Povertà, in questo tempo aggredito dalla pandemia, è anche abissale diversità della ricaduta sullo status sociale delle popolazioni. Nel mondo occidentale, seppure con evidenti specificità, la pandemia si combatte con enorme dispiego di risorse umane, materiali e la prospettiva di tornare in tempi più o meno rapidi alla normalità. Nei luoghi del mondo dove l’acqua, il cibo, la tutela della salute, l’igiene, sono beni negati, l’incursione di virus come l’Ebola e ora il Covid-19 sono altrettante cause di stragismo senza difesa.
In forma e dimensioni ovviamente non paragonabili, anche un Paese evoluto qual è l’Italia rivela la presenza di un impianto sociale che include opulenze e miserie. Sono alla fame intere categorie di espulsi dal lavoro per combattere il contagio o prive di occupazione anche prima del coronavirus: precari, ambulanti, artigiani, addetti al fondamentale comparto del turismo, lavoratori in nero, commercianti, imprenditori. Quale comparazione è possibile e lecita tra chi si è isolato in un’abitazione di trecento metri quadrati, circondata da prato,  giardino, piscina e chi vive in un ‘basso’, o in quaranta metri per quaranta di un condominio popolare, con una famiglia numerosa, o peggio chi ha per tetto e pareti pezzi di cartone, chi per l’Italia non esiste, perché immigrato non riconosciuto dall’anagrafe, ma essenziale nell’agricoltura povera, per pochi euro al giorno, fatica da spezzare la schiena e un materasso in terra, nel totale degrado.
In quante case italiane (troppe) il computer è un oggetto fanta-tecnologico, un oggetto del futuribile, un lusso incompatibile con la povertà: la sua mancanza è un discrimine peggiore dell’analfabetismo post bellico, della carestia. In generale taglia fuori chi non lo ha dall’interazione con l’evolvere dei modelli di vita e nel caso specifico della Covid-19 è una menomazione leale.  La macchina complessa che prova ad ammortizzare le conseguenze della pandemia ha infatti nell’informatica la password per la sopravvivenza dei reclusi, la vita virtuale di relazione,  l’alternativa alla depressione da solitudine, la possibilità del confronto da un capo all’altro della Terra tra  quanti sono impegnati a trovare l’antidoto per il coronavirus. Un imperativo categorico di fine pandemia è allora la dotazione gratuita,  capillare, del computer a tutti gli italiani, con un’operazione sanificatrice simile al “Non è mai troppo tardi” del maestro Manzi che sconfisse analfabetismo negli anni ’50.
In poche righe.
Bill Gates (non esistesse bisognerebbe inventarlo), finanzia la ricerca e la produzione del vaccino anti Covis-19 allo studio bilateralmente da Italia e Inghilterra (Pomezia-Oxord). Lo conferma telefonicamente al premier Conte.

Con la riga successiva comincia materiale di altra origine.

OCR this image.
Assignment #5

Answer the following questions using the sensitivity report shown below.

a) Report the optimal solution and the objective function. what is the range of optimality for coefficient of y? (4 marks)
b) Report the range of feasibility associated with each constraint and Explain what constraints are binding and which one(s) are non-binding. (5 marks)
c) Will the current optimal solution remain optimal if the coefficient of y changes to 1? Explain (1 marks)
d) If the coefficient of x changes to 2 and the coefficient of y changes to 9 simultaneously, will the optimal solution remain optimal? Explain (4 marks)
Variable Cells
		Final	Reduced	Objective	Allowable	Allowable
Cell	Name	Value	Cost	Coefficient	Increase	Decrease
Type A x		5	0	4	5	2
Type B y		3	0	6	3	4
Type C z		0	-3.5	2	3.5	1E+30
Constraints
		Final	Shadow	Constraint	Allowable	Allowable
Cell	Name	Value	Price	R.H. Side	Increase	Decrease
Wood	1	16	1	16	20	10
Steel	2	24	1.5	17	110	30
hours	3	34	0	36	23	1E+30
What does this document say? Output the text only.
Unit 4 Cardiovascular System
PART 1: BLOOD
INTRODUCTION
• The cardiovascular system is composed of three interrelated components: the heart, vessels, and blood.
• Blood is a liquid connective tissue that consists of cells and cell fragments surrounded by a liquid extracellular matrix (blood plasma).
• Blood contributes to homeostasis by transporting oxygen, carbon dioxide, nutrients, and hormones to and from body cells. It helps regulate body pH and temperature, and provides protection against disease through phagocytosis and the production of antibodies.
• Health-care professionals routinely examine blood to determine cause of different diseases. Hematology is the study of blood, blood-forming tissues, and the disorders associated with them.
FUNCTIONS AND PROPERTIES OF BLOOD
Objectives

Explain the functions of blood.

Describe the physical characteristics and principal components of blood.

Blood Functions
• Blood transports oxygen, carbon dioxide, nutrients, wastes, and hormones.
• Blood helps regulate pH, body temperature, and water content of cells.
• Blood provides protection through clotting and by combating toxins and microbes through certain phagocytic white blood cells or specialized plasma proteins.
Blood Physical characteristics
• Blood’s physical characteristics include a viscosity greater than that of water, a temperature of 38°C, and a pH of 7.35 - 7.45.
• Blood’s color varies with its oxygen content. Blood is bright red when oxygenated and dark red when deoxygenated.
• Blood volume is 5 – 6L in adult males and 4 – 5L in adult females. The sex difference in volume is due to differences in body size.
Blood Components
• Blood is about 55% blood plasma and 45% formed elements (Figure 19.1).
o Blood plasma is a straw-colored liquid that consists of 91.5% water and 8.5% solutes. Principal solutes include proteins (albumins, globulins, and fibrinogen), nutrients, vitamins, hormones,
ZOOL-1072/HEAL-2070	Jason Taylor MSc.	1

Lo squinternato Trump insiste: per sviare la responsabilità di aver snobbato il coronavirus e di chissà quanti morti che si potevano evitare,  continua ad accusare la Cina di aver generato il virus in laboratorio. Ora si schiera con i manifestanti armati di tutto punto del Michigan: “Sono brave persone, ma arrabbiate”. Ce l’ha, perché democratica, con la governatrice Whitmer, che saggiamente ha ordinato il “restate a casa” per impedire la diffusione della pandemia. L’incosciente tycoon teme di non essere rieletto e contro il parere universale degli scienziati incoraggia i governatori ad allentare le restrizioni. Che il suo dio lo assista! Rischia di provocare nuovi picchi della pandemia e di dover occultare altre vittime, portate via da camion militari e sepolte in fosse comuni.